I have no idea how the coronavirus pandemic will pan out. But regardless of what happens, I’m pretty sure my grandchildren and great-grandchildren will still enjoy the refreshing taste of Coca-Cola. That makes this company one top dividend stock for 2020 and beyond.
Boring businesses can deliver exciting returns.
Long-time readers know I’m a big fan of companies that “sell the basics,” essential products that customers need through good times and bad. For shareholders, these products can translate into recession-proof income streams that generate outsized returns over time.
Case in point: Clorox Co (NYSE:CLX). Most people know this company for its trademark brand of bleach. But over the years, management has acquired a sprawling portfolio of brands like “Pine-Sol” cleaner, “Glad” trash bags, “Fresh Step” cat litter, and “Kingsford” charcoal. This has funded a dividend that has rolled in like clockwork for 40-plus years.
Funnily enough, Clorox Co could represent the ultimate safe haven during a pandemic. With growing fears over the coronavirus, customers have started stockpiling supplies of the company’s disinfecting wipes and sanitizing sprays. That explains why CLX shares have traded at fresh all-time highs even amid the wider market panic.
Admittedly, Canada-based Enbridge Inc (NYSE:ENB) ranks as the least popular name on this list. Recently, energy prices have collapsed on what appears to be the near breakup of the Organization of the Petroleum Exporting Countries (OPEC) cartel. That has sent shares of anything related to oil and gas plunging.
Here’s the thing: Enbridge Inc doesn’t make its money drilling for oil and gas.

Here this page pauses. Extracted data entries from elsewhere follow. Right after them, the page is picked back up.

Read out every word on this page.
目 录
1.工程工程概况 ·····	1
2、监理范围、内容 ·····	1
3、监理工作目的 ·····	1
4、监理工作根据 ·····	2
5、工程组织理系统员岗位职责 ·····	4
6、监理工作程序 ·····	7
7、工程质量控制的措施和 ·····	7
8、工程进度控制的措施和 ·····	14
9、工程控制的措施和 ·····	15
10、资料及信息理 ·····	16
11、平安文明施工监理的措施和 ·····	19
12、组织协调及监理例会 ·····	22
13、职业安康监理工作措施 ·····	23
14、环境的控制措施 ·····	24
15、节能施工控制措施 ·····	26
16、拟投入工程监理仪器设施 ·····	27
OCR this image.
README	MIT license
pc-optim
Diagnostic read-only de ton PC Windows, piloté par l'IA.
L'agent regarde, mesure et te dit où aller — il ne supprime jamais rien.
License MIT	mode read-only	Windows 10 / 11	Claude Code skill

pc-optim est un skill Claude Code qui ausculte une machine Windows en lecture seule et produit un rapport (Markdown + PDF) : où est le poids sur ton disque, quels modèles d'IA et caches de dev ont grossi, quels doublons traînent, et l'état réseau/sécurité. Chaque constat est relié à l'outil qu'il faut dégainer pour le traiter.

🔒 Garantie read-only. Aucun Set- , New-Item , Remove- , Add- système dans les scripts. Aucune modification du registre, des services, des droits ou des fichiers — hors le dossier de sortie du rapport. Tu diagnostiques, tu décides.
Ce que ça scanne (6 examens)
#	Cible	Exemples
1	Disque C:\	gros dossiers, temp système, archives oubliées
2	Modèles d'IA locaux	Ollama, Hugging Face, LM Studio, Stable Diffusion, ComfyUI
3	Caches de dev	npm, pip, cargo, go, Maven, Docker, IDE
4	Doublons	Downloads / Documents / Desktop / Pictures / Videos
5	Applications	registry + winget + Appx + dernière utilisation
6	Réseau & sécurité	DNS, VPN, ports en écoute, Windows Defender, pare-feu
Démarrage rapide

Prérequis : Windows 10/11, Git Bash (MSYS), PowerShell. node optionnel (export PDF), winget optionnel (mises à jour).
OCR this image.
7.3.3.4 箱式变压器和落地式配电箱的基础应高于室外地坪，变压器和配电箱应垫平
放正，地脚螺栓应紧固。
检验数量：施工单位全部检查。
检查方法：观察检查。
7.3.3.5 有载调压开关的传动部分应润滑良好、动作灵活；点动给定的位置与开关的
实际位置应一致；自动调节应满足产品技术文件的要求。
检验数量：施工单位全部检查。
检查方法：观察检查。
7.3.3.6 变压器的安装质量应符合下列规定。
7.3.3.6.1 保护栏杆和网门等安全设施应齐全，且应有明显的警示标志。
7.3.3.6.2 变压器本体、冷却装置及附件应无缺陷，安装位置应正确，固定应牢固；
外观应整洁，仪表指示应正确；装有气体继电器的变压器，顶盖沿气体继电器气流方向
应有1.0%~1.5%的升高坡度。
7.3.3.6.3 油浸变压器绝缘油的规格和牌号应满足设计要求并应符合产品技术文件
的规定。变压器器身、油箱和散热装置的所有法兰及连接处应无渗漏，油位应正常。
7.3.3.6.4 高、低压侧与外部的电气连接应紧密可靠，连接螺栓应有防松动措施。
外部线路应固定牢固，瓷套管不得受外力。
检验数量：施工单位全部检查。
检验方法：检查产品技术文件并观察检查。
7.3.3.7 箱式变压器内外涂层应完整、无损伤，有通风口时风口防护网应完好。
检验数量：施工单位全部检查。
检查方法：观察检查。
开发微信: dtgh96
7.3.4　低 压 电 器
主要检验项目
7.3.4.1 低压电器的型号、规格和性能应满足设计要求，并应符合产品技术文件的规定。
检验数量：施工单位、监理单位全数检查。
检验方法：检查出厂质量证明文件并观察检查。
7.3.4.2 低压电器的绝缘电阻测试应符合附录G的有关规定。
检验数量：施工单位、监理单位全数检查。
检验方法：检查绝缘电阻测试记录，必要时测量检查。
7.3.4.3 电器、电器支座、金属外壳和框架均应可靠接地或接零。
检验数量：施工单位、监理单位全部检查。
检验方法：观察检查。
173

Instead, the company owns the pipelines that transport energy products from one area to another. Management charges a fee on each barrel that flows through its network. This fee income rolls in regardless of the ups and downs in the oil market.
For shareholders, this has created a reliable income stream. Enbridge has mailed checks to investors every year since 1959. Management has also boosted that payout on an annual basis for more than two decades.
The best part? Investors could have a once-in-a-lifetime opportunity to get ENB shares at a reasonable price.
Right now, Enbridge Inc’s shares pay a forward yield of 7.9%. Low oil prices will dial back production growth in the oil patch, which will mean a slower pace of dividend hikes for Enbridge shareholders. But with such a high yield, those patiently reinvesting their dividends will likely do well over time.